Comment je me suis mariée

par Michèle Anne Roncières

Deuxième Partie

La chambre de Marie-Odile, était assez loin dans la même aile, mais Daniel se repéra facilement dans le dédale des couloirs et des embranchements, comme s'il eût déjà vécu là toute sa vie. Il frappa doucement à une porte et, sans attendre de réponse, nous fit entrer tous les deux.

Marie-Odile était là, debout, s'appuyant sur deux béquilles. J'étais bien en peine de me faire une idée de son physique: ses plâtres ne s'arrêtaient que là où commençaient les bandages, et l'on aurait dit une pure momie égyptienne, de visage en tout cas: Seul un oeil, le gauche, émergeait du masque blanc; les oreilles et même le nez étaient recouverts. Seules quelques touffes de cheveux émergeaient ça et là.

Daniel me dit doucement:

- "Elle n'entend pas très bien, à cause de tout ça...: je vais aller te présenter et lui dire que j'ai trouvé une solution... "

Il se dirigea vers elle et lui parla, comme on parle à un sourd, lentement et fort, à travers untrou qu'il avait découvert dans les pansements à hauteur de l'oreille:

- "Marie-Odile... Je vous présente l'ami dont je vous ai tant parlé (Lueur de dédain dans l'oeil unique)... Il veut bien nous aider à sauver la cérémonie (Lueur d'incrédulité)... Voici comment nous allons faire...

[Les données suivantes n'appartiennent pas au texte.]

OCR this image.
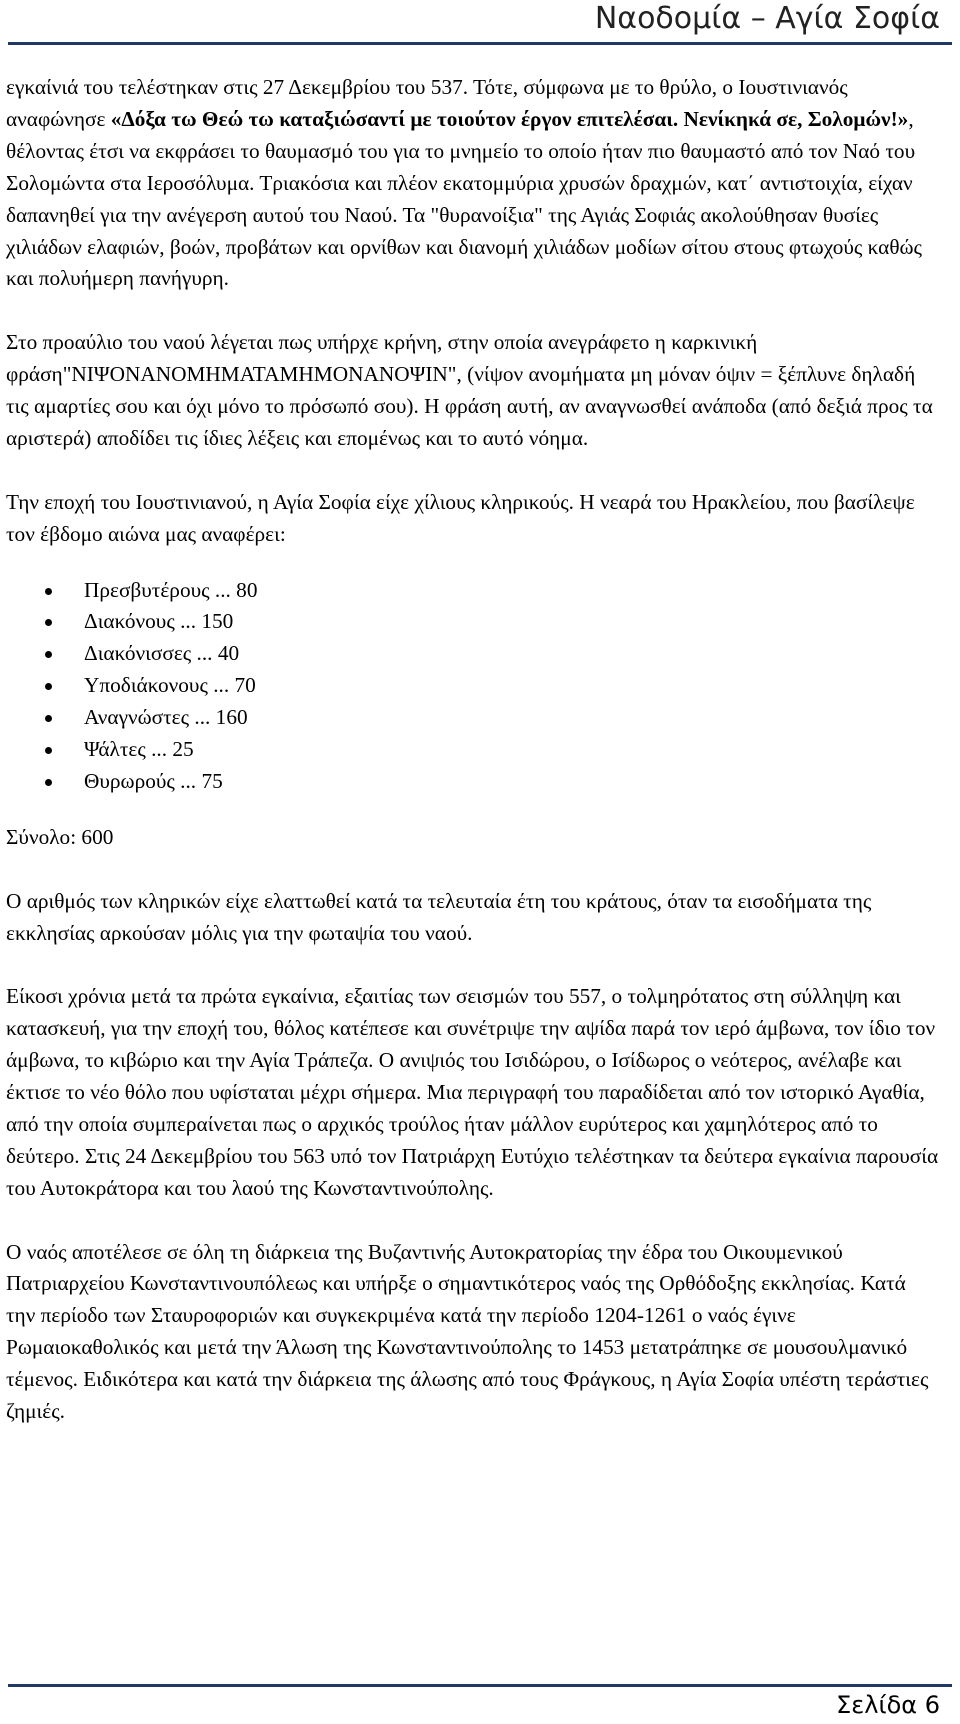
Ναοδομία – Αγία Σοφία

εγκαίνιά του τελέστηκαν στις 27 Δεκεμβρίου του 537. Τότε, σύμφωνα με το θρύλο, ο Ιουστινιανός αναφώνησε «Δόξα τω Θεώ τω καταξιώσαντί με τοιούτον έργον επιτελέσαι. Νενίκηκά σε, Σολομών!», θέλοντας έτσι να εκφράσει το θαυμασμό του για το μνημείο το οποίο ήταν πιο θαυμαστό από τον Ναό του Σολομώντα στα Ιεροσόλυμα. Τριακόσια και πλέον εκατομμύρια χρυσών δραχμών, κατ΄ αντιστοιχία, είχαν δαπανηθεί για την ανέγερση αυτού του Ναού. Τα "θυρανοίξια" της Αγιάς Σοφιάς ακολούθησαν θυσίες χιλιάδων ελαφιών, βοών, προβάτων και ορνίθων και διανομή χιλιάδων μοδίων σίτου στους φτωχούς καθώς και πολυήμερη πανήγυρη.

Στο προαύλιο του ναού λέγεται πως υπήρχε κρήνη, στην οποία ανεγράφετο η καρκινική φράση"ΝΙΨΟΝΑΝΟΜΗΜΑΤΑΜΗΜΟΝΑΝΟΨΙΝ", (νίψον ανομήματα μη μόναν όψιν = ξέπλυνε δηλαδή τις αμαρτίες σου και όχι μόνο το πρόσωπό σου). Η φράση αυτή, αν αναγνωσθεί ανάποδα (από δεξιά προς τα αριστερά) αποδίδει τις ίδιες λέξεις και επομένως και το αυτό νόημα.

Την εποχή του Ιουστινιανού, η Αγία Σοφία είχε χίλιους κληρικούς. Η νεαρά του Ηρακλείου, που βασίλεψε τον έβδομο αιώνα μας αναφέρει:

Πρεσβυτέρους ... 80
Διακόνους ... 150
Διακόνισσες ... 40
Υποδιάκονους ... 70
Αναγνώστες ... 160
Ψάλτες ... 25
Θυρωρούς ... 75

Σύνολο: 600

Ο αριθμός των κληρικών είχε ελαττωθεί κατά τα τελευταία έτη του κράτους, όταν τα εισοδήματα της εκκλησίας αρκούσαν μόλις για την φωταψία του ναού.

Είκοσι χρόνια μετά τα πρώτα εγκαίνια, εξαιτίας των σεισμών του 557, ο τολμηρότατος στη σύλληψη και κατασκευή, για την εποχή του, θόλος κατέπεσε και συνέτριψε την αψίδα παρά τον ιερό άμβωνα, τον ίδιο τον άμβωνα, το κιβώριο και την Αγία Τράπεζα. Ο ανιψιός του Ισιδώρου, ο Ισίδωρος ο νεότερος, ανέλαβε και έκτισε το νέο θόλο που υφίσταται μέχρι σήμερα. Μια περιγραφή του παραδίδεται από τον ιστορικό Αγαθία, από την οποία συμπεραίνεται πως ο αρχικός τρούλος ήταν μάλλον ευρύτερος και χαμηλότερος από το δεύτερο. Στις 24 Δεκεμβρίου του 563 υπό τον Πατριάρχη Ευτύχιο τελέστηκαν τα δεύτερα εγκαίνια παρουσία του Αυτοκράτορα και του λαού της Κωνσταντινούπολης.

Ο ναός αποτέλεσε σε όλη τη διάρκεια της Βυζαντινής Αυτοκρατορίας την έδρα του Οικουμενικού Πατριαρχείου Κωνσταντινουπόλεως και υπήρξε ο σημαντικότερος ναός της Ορθόδοξης εκκλησίας. Κατά την περίοδο των Σταυροφοριών και συγκεκριμένα κατά την περίοδο 1204-1261 ο ναός έγινε Ρωμαιοκαθολικός και μετά την Άλωση της Κωνσταντινούπολης το 1453 μετατράπηκε σε μουσουλμανικό τέμενος. Ειδικότερα και κατά την διάρκεια της άλωσης από τους Φράγκους, η Αγία Σοφία υπέστη τεράστιες ζημιές.

Σελίδα 6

Daniel commença ses explications, et moi qui surveillais l'oeil redoutable de Marie-Odile, le vis passer par toutes les lueurs possibles, depuis l'étonnement jusqu'à la haine, et jusqu'à ce que, Daniel étant parvenu au point crucial, il n'exprimât plus rien du tout et Marie-Odile s'étant effondrée sur le sol dans un grand bruit de béquilles et de plâtre, on ne peut plus évanouie.

"Je crois qu'elle est d'accord... " assura Daniel.

- "Tu en es sûr ? "

- "Evidemment: elle sera de l'avis de ses parents... Or ses parents ont déjà approuvé mon plan... mais, à elle, on ne lui avait rien dit, pour la ménager... "

- "Eh bien c'est réussi... Dis-moi, il y a un détail auquel tu n'as pas songé... "

- "Lequel ? "

- "Elle est blonde, Marie-Odile; et moi je suis brune... Enfin, brun, je veux dire; non, plutôt brune. "

- "Peu importe, tu mettras une perruque, de toute façon; celle qu'elle aurait portée ! alors... Non, ce qui m'inquiète plutôt... c'est la barbe et la moustache... "

- "Mais... ", protestai-je, "Je n'ai ni barbe ni moustache ? "

- "Toi non... Mais elle si... "

Il me désigna du doigt de longs poils noirs qui commençaient à se frayer un chemin à travers les bandelettes.

" Une légère infirmité... dérèglement hormonal, je pense... de peu de poids au regard de sa fortune, hélas ! Tant pis, nous dirons que tu as trouvé un traitement miraculeux de dernière minute... "

Tout en parlant, nous tentions de réanimer Marie-Odile, mais en vain... Daniel parla bien d'aller chercher un flacon de sels, mais comme elle n'aurait pu les respirer pleinement, toujours à cause de son masque, nous en abandonnâmes l'idée. Tout au plus décidâmes-nous de la mettre sur le lit, ce à quoi nous dûmes renoncer aussi, devant le poids de la demoiselle aggravé de ses plâtres...

- "J'irai chercher du monde tout à l'heure ", trancha Daniel. Pour l'instant, le temps presse: il est neuf heures et demie: tu as une heure pour te préparer. "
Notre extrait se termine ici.